JiscSD / archivematica

Free and open-source digital preservation system designed to maintain standards-based, long-term access to collections of digital objects.
http://www.archivematica.org
GNU Affero General Public License v3.0
0 stars 0 forks source link

Problem: change of API auth not described in Dashboard #9

Closed joel-simpson closed 7 years ago

joel-simpson commented 7 years ago

Archivematica v1.6 authenticates API calls using an ip whitelist (defined in Admin / rest API screen) as well as an API Key. A component calling the API must have it's ip address in the ip whitelist, AND it must provide a valid API key.

The use of an ip whitelist is problematic with container-based deployments where ip addresses are very dynamic.
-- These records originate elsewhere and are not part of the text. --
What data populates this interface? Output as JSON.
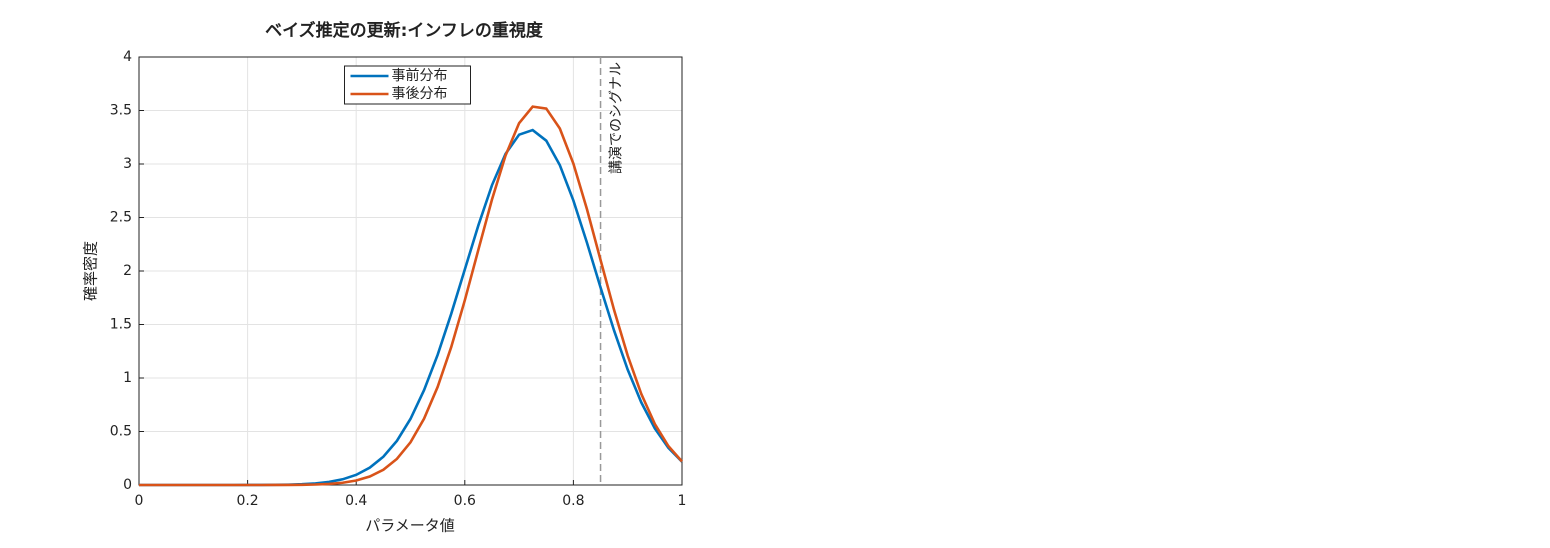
{
  "chart_data": {
    "type": "line",
    "title": "ベイズ推定の更新:インフレの重視度",
    "x_label": "パラメータ値",
    "y_label": "確率密度",
    "x": [
      0,
      0.025,
      0.05,
      0.075,
      0.1,
      0.125,
      0.15,
      0.175,
      0.2,
      0.225,
      0.25,
      0.275,
      0.3,
      0.325,
      0.35,
      0.375,
      0.4,
      0.425,
      0.45,
      0.475,
      0.5,
      0.525,
      0.55,
      0.575,
      0.6,
      0.625,
      0.65,
      0.675,
      0.7,
      0.725,
      0.75,
      0.775,
      0.8,
      0.825,
      0.85,
      0.875,
      0.9,
      0.925,
      0.95,
      0.975,
      1
    ],
    "series": [
      {
        "name": "事前分布",
        "color": "#0072BD",
        "values": [
          0,
          0,
          0,
          0,
          1e-05,
          2e-05,
          4e-05,
          0.0001,
          0.0003,
          0.0007,
          0.0015,
          0.0034,
          0.0073,
          0.0147,
          0.0286,
          0.0533,
          0.0948,
          0.162,
          0.264,
          0.413,
          0.618,
          0.887,
          1.217,
          1.6,
          2.014,
          2.427,
          2.801,
          3.095,
          3.274,
          3.317,
          3.218,
          2.989,
          2.658,
          2.264,
          1.846,
          1.442,
          1.078,
          0.772,
          0.529,
          0.347,
          0.218
        ]
      },
      {
        "name": "事後分布",
        "color": "#D95319",
        "values": [
          0,
          0,
          0,
          0,
          0,
          0,
          0,
          0,
          4e-05,
          0.0001,
          0.0003,
          0.0008,
          0.002,
          0.0046,
          0.01,
          0.021,
          0.0418,
          0.0792,
          0.1426,
          0.2446,
          0.399,
          0.62,
          0.917,
          1.289,
          1.726,
          2.199,
          2.667,
          3.079,
          3.382,
          3.536,
          3.518,
          3.332,
          3.003,
          2.577,
          2.103,
          1.634,
          1.209,
          0.851,
          0.57,
          0.363,
          0.22
        ]
      }
    ],
    "xlim": [
      0,
      1
    ],
    "xticks": [
      0,
      0.2,
      0.4,
      0.6,
      0.8,
      1
    ],
    "ylim": [
      0,
      4
    ],
    "yticks": [
      0,
      0.5,
      1,
      1.5,
      2,
      2.5,
      3,
      3.5,
      4
    ],
    "grid": true,
    "legend": "top-center",
    "annotations": [
      {
        "text": "講演でのシグナル",
        "x": 0.85,
        "color": "#999999"
      }
    ]
  }
}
In Sprint 3 this authentication approach was changed so that, in the current JiscRDSS version of Archivematica, a component calling the API must have it's ip address in the ip whitelist, OR it must provide a valid API key. This is an improvement for running Archivematica in AWS for Jisc, because it no longer matters that all ip addresses are not known in advance.

Issue: This change adds complexity to the Archivematica solution that is not reflected in the Dashboard UI. The Rest API screen still shows the whitelist but does not indicate it is optional.

At the very least, the GUI should be updated with text to explain that the ip whitelist is optional.

Alternatively, use of the ip whitelist could be removed altogether. Pros: This would remove some complexity in the code as well as configuration documentation / tasks for users. It would prevent a situation where the only security is ip whitelist is used inadvertently (e.g. failing to configure the calling component with an API key). It should not have any impact on existing users of AM v 1.6 when upgrading (given that the API key was introduced as mandatory anyway).
Cons: it may be possible that some existing users prefer the added security of using both the ip whitelist and the API key? Is that a reasonable security concern?

helenst commented 7 years ago

For a containerized setup I agree it makes sense not to have the whitelist. I think it would be a question of whether to remove the functionality or just make it optional (i.e. in terms of how we backport this to AM core).

IP auth's not reliable or secure on its own but I can see its value as an extra layer of protection (i.e. the 'ip AND api key' logic that exists in core) rather than a second means to authenticate ('ip OR api key' as is currently in the Jisc branch).

Perhaps the answer would be to make it an optional feature, with the IP whitelist providing an extra layer of security on top of the API key, but only if whitelist IPs have been entered. If no whitelist is set up, no IP checks are performed. (This does invert the meaning of no IPs having been entered, I don't know if that would be a problem).